See nxontology and nxontology-data for other (more mature) components of the nxontology ecosystem.

To use the model to label an EFO ontology:

from nxontology_ml.data import get_efo_otar_slim
from nxontology_ml.model.predict import train_predict

nxo = get_efo_otar_slim()
df = train_predict(nxo=nxo)

Note: The model can be trained with a different configuration using train_predict(conf=ModelConfig(...))

Development

# Install the environment
poetry install --no-root

# Run a command
poetry run nxontology_ml --help

# Run tests
pytest

# Update the lock file
poetry update

# Set up the git pre-commit hooks.
# `git commit` will now trigger automatic checks including linting.
pre-commit install

# Run all pre-commit checks (CI will also run this).
pre-commit run --all

License

This source code in this repository is released under an Apache License 2.0 License (see LICENSE). Source code refers to the contents of the main branch and any other development branches containing code and documentation.

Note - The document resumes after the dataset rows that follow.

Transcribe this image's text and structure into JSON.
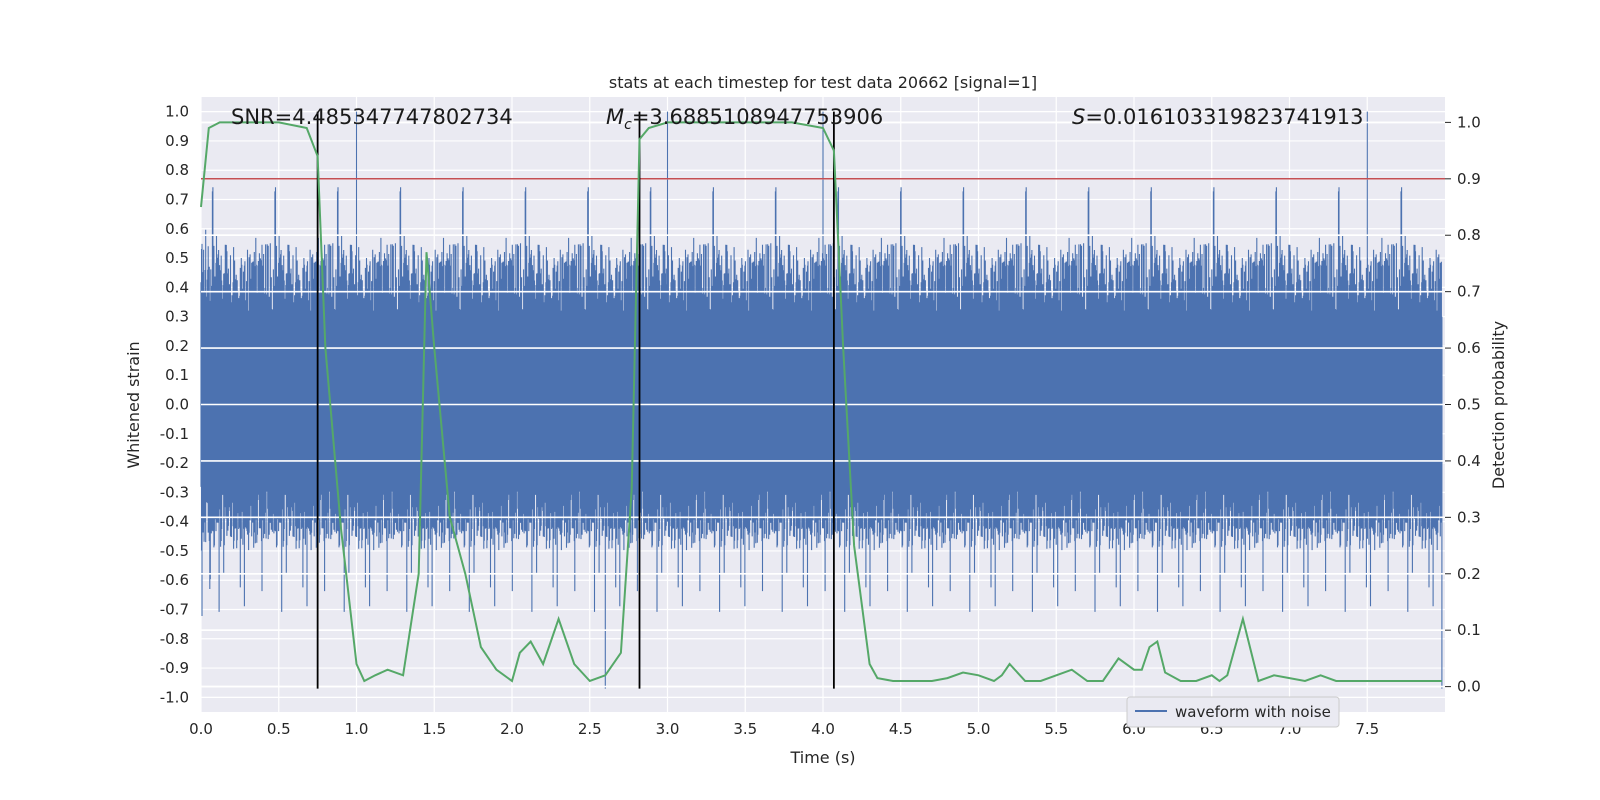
{
  "chart_data": {
    "type": "line",
    "title": "stats at each timestep for test data 20662 [signal=1]",
    "xlabel": "Time (s)",
    "ylabel": "Whitened strain",
    "y2label": "Detection probability",
    "xlim": [
      0.0,
      8.0
    ],
    "ylim": [
      -1.05,
      1.05
    ],
    "y2lim": [
      -0.045,
      1.045
    ],
    "x_ticks": [
      "0.0",
      "0.5",
      "1.0",
      "1.5",
      "2.0",
      "2.5",
      "3.0",
      "3.5",
      "4.0",
      "4.5",
      "5.0",
      "5.5",
      "6.0",
      "6.5",
      "7.0",
      "7.5"
    ],
    "y_ticks": [
      "-1.0",
      "-0.9",
      "-0.8",
      "-0.7",
      "-0.6",
      "-0.5",
      "-0.4",
      "-0.3",
      "-0.2",
      "-0.1",
      "0.0",
      "0.1",
      "0.2",
      "0.3",
      "0.4",
      "0.5",
      "0.6",
      "0.7",
      "0.8",
      "0.9",
      "1.0"
    ],
    "y2_ticks": [
      "0.0",
      "0.1",
      "0.2",
      "0.3",
      "0.4",
      "0.5",
      "0.6",
      "0.7",
      "0.8",
      "0.9",
      "1.0"
    ],
    "grid": true,
    "legend": {
      "placement": "lower-right",
      "entries": [
        "waveform with noise"
      ]
    },
    "threshold": {
      "axis": "y2",
      "value": 0.9,
      "color": "#c44e52"
    },
    "vlines": {
      "color": "#000000",
      "x": [
        0.75,
        2.82,
        4.07
      ],
      "ymin": -0.97,
      "ymax": 1.0
    },
    "annotations": {
      "snr": "SNR=4.485347747802734",
      "mc_symbol": "M",
      "mc_subscript": "c",
      "mc_value": "=3.6885108947753906",
      "s_symbol": "S",
      "s_value": "=0.016103319823741913"
    },
    "series": [
      {
        "name": "waveform with noise",
        "axis": "y",
        "color": "#4c72b0",
        "style": "dense-noise",
        "amplitude_range": [
          -0.97,
          1.0
        ],
        "typical_envelope": [
          -0.5,
          0.55
        ]
      },
      {
        "axis": "y2",
        "color": "#55a868",
        "x": [
          0.0,
          0.05,
          0.12,
          0.3,
          0.5,
          0.68,
          0.75,
          0.8,
          0.9,
          1.0,
          1.05,
          1.12,
          1.2,
          1.3,
          1.4,
          1.45,
          1.5,
          1.6,
          1.65,
          1.7,
          1.8,
          1.9,
          2.0,
          2.05,
          2.12,
          2.2,
          2.3,
          2.4,
          2.5,
          2.6,
          2.7,
          2.77,
          2.82,
          2.88,
          3.0,
          3.2,
          3.5,
          3.8,
          4.0,
          4.07,
          4.13,
          4.2,
          4.3,
          4.35,
          4.45,
          4.55,
          4.7,
          4.8,
          4.9,
          5.0,
          5.1,
          5.15,
          5.2,
          5.3,
          5.4,
          5.5,
          5.6,
          5.7,
          5.8,
          5.9,
          6.0,
          6.05,
          6.1,
          6.15,
          6.2,
          6.3,
          6.4,
          6.5,
          6.55,
          6.6,
          6.7,
          6.8,
          6.9,
          7.0,
          7.1,
          7.2,
          7.3,
          7.5,
          7.7,
          7.9,
          7.98
        ],
        "values": [
          0.85,
          0.99,
          1.0,
          1.0,
          1.0,
          0.99,
          0.94,
          0.6,
          0.28,
          0.04,
          0.01,
          0.02,
          0.03,
          0.02,
          0.2,
          0.77,
          0.6,
          0.3,
          0.25,
          0.2,
          0.07,
          0.03,
          0.01,
          0.06,
          0.08,
          0.04,
          0.12,
          0.04,
          0.01,
          0.02,
          0.06,
          0.35,
          0.97,
          0.99,
          1.0,
          1.0,
          1.0,
          1.0,
          0.99,
          0.95,
          0.6,
          0.25,
          0.04,
          0.015,
          0.01,
          0.01,
          0.01,
          0.015,
          0.025,
          0.02,
          0.01,
          0.02,
          0.04,
          0.01,
          0.01,
          0.02,
          0.03,
          0.01,
          0.01,
          0.05,
          0.03,
          0.03,
          0.07,
          0.08,
          0.025,
          0.01,
          0.01,
          0.02,
          0.01,
          0.02,
          0.12,
          0.01,
          0.02,
          0.015,
          0.01,
          0.02,
          0.01,
          0.01,
          0.01,
          0.01,
          0.01
        ]
      }
    ]
  }
}
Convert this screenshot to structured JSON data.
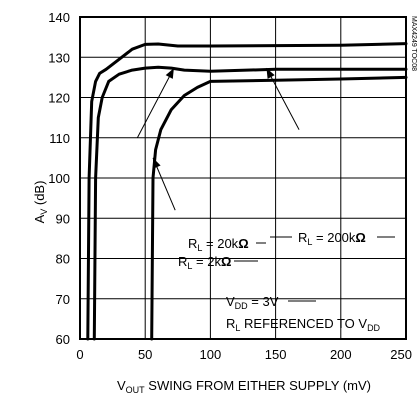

This repository contains data from external ontologies. Please refer to each respective ontology for its data license. Please attribute the source ontology when reusing data obtained from this project, and as best practice mention that the data was obtained via https://github.com/related-sciences/nxontology-ml.

Any original data produced by this repository is released under a CC0 1.0 Universal (CC0 1.0) Public Domain Dedication. As noted above, the underlying ontology data is not original to this repository and upstream licenses should be consulted.